Now, she claims that there is some need for transparency about the funding of the mosque. And she still does not address the feelings of the 9/11 relatives about the sanctity of the site of Ground Zero. Talking of compensation while an imam prepares to symbolically piss on their loved ones’ last resting place ignores the enormity of their loss. It is also an affront to American sentiments of patriotism.

There is so little empathy in Pelosi’s position it has caused Debra Burlingame and Tim Sumner to publicly condemn Pelosi’s statements as “intimidation.”

In the Wall Street Journal, James Taranto analyzes Pelosi’s position further. He cities an article by Associated Press that shows that Mayor Bloomberg decided that when mosque opponents were calling for the funding of the Ground Zero Mosque to be revealed, what they were asking for was “Un-American.” Bloomberg had made this claim back on Monday July 12, long before he made his impassioned speech about Peter Stuyvesant and the religious rights of Quakers in New Amsterdam. Bloomberg was responding to a suggestion by a Republican candidate, Rick Lazlio, that the mosque should be investigated.

As Taranto states:

“Perhaps when Pelosi reconstitutes HUAC, its first order of business will be to look into Bloomberg’s allegation that the speaker of the House is engaging in un-American activities….

Why is it a good idea to build a fancy new mosque just two blocks from the site of an act of mass murder that was committed in the name of Islam? Ask this question, and the response is almost certain to be some combination of verbal abuse (‘Bigot! Un-American!’) and airy abstractions about freedom of religion. No one seems to have a real answer to the question.”

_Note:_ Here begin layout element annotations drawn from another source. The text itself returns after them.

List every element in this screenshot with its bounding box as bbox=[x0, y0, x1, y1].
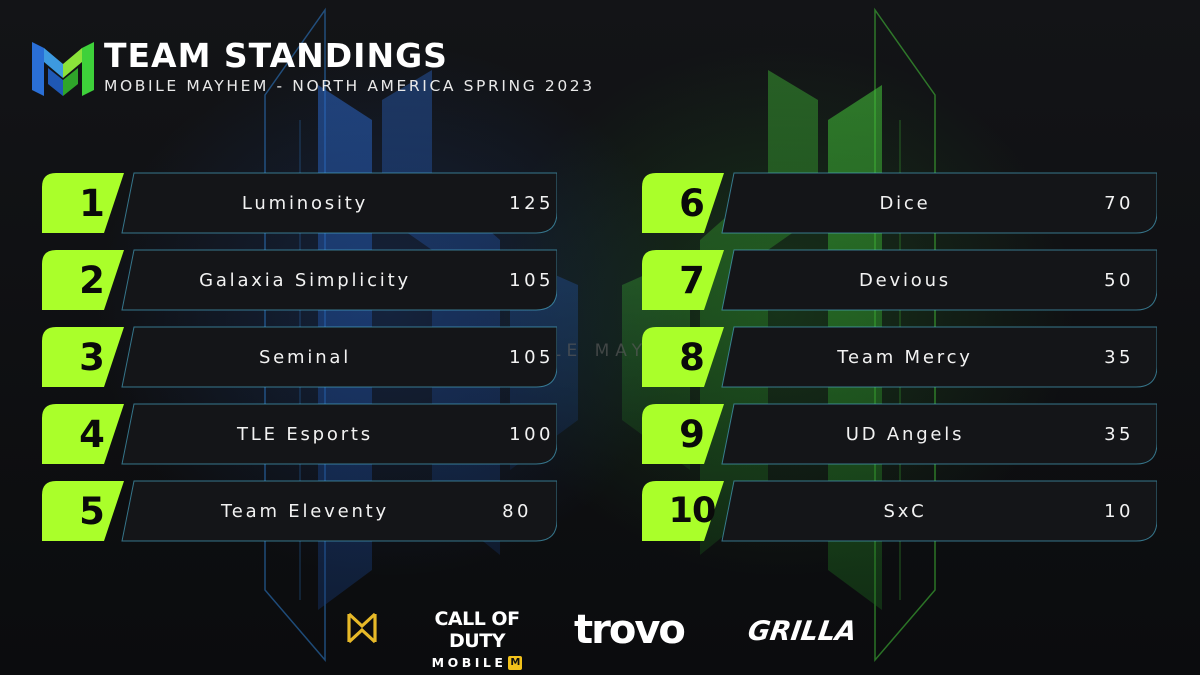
team-name: Team Eleventy bbox=[221, 500, 389, 522]
page-subtitle: MOBILE MAYHEM - NORTH AMERICA SPRING 202… bbox=[104, 77, 595, 95]
rank-number: 3 bbox=[79, 335, 105, 379]
rank-number: 8 bbox=[679, 335, 705, 379]
cod-logo-line2: MOBILE bbox=[431, 655, 507, 670]
rank-number: 2 bbox=[79, 258, 105, 302]
trovo-logo: trovo bbox=[574, 607, 686, 653]
background-watermark-text: ILE MAY bbox=[540, 341, 648, 361]
row-plate bbox=[642, 172, 1157, 234]
standing-row: 10 SxC 10 bbox=[642, 480, 1157, 542]
standing-row: 5 Team Eleventy 80 bbox=[42, 480, 557, 542]
cod-logo-line1: CALL OF DUTY bbox=[434, 608, 520, 652]
team-points: 100 bbox=[509, 423, 554, 445]
team-name: Dice bbox=[879, 192, 931, 214]
team-name: Seminal bbox=[258, 346, 352, 368]
team-points: 125 bbox=[509, 192, 554, 214]
team-points: 50 bbox=[1104, 269, 1134, 291]
team-points: 80 bbox=[502, 500, 532, 522]
row-plate bbox=[42, 480, 557, 542]
team-name: TLE Esports bbox=[237, 423, 373, 445]
rank-number: 5 bbox=[79, 489, 105, 533]
standing-row: 3 Seminal 105 bbox=[42, 326, 557, 388]
team-name: Team Mercy bbox=[837, 346, 973, 368]
row-plate bbox=[642, 403, 1157, 465]
team-points: 105 bbox=[509, 346, 554, 368]
row-plate bbox=[642, 480, 1157, 542]
standing-row: 1 Luminosity 125 bbox=[42, 172, 557, 234]
mobile-mayhem-icon bbox=[347, 612, 377, 644]
standing-row: 4 TLE Esports 100 bbox=[42, 403, 557, 465]
standing-row: 2 Galaxia Simplicity 105 bbox=[42, 249, 557, 311]
standing-row: 7 Devious 50 bbox=[642, 249, 1157, 311]
standing-row: 8 Team Mercy 35 bbox=[642, 326, 1157, 388]
row-plate bbox=[642, 249, 1157, 311]
standing-row: 6 Dice 70 bbox=[642, 172, 1157, 234]
team-points: 70 bbox=[1104, 192, 1134, 214]
mobile-mayhem-logo bbox=[32, 42, 94, 96]
rank-number: 10 bbox=[668, 491, 717, 531]
page-title: TEAM STANDINGS bbox=[104, 36, 448, 75]
team-points: 35 bbox=[1104, 346, 1134, 368]
team-points: 105 bbox=[509, 269, 554, 291]
team-name: UD Angels bbox=[845, 423, 965, 445]
rank-number: 1 bbox=[79, 181, 105, 225]
grilla-logo: GRILLA bbox=[745, 616, 859, 647]
team-name: Luminosity bbox=[241, 192, 369, 214]
cod-m-badge: M bbox=[508, 655, 523, 670]
call-of-duty-mobile-logo: CALL OF DUTY MOBILE M bbox=[416, 608, 538, 670]
team-name: Galaxia Simplicity bbox=[199, 269, 411, 291]
rank-number: 4 bbox=[79, 412, 105, 456]
rank-number: 7 bbox=[679, 258, 705, 302]
rank-number: 9 bbox=[679, 412, 705, 456]
rank-number: 6 bbox=[679, 181, 705, 225]
standing-row: 9 UD Angels 35 bbox=[642, 403, 1157, 465]
team-points: 35 bbox=[1104, 423, 1134, 445]
team-points: 10 bbox=[1104, 500, 1134, 522]
team-name: Devious bbox=[859, 269, 951, 291]
team-name: SxC bbox=[883, 500, 927, 522]
sponsor-bar: CALL OF DUTY MOBILE M trovo GRILLA bbox=[0, 600, 1200, 670]
row-plate bbox=[42, 403, 557, 465]
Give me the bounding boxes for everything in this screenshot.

There is such hypocrisy and cant flying around now, the issue of where this administration’s true loyalties lie must be called into question.

But how far we are going to question the real motivations behind Obama, Pelosi, the State Department, Mayor Bloomberg being so “political” about what is – after all – a “religious” building may be limited. After all, we do not want to be accused of being “un-American.”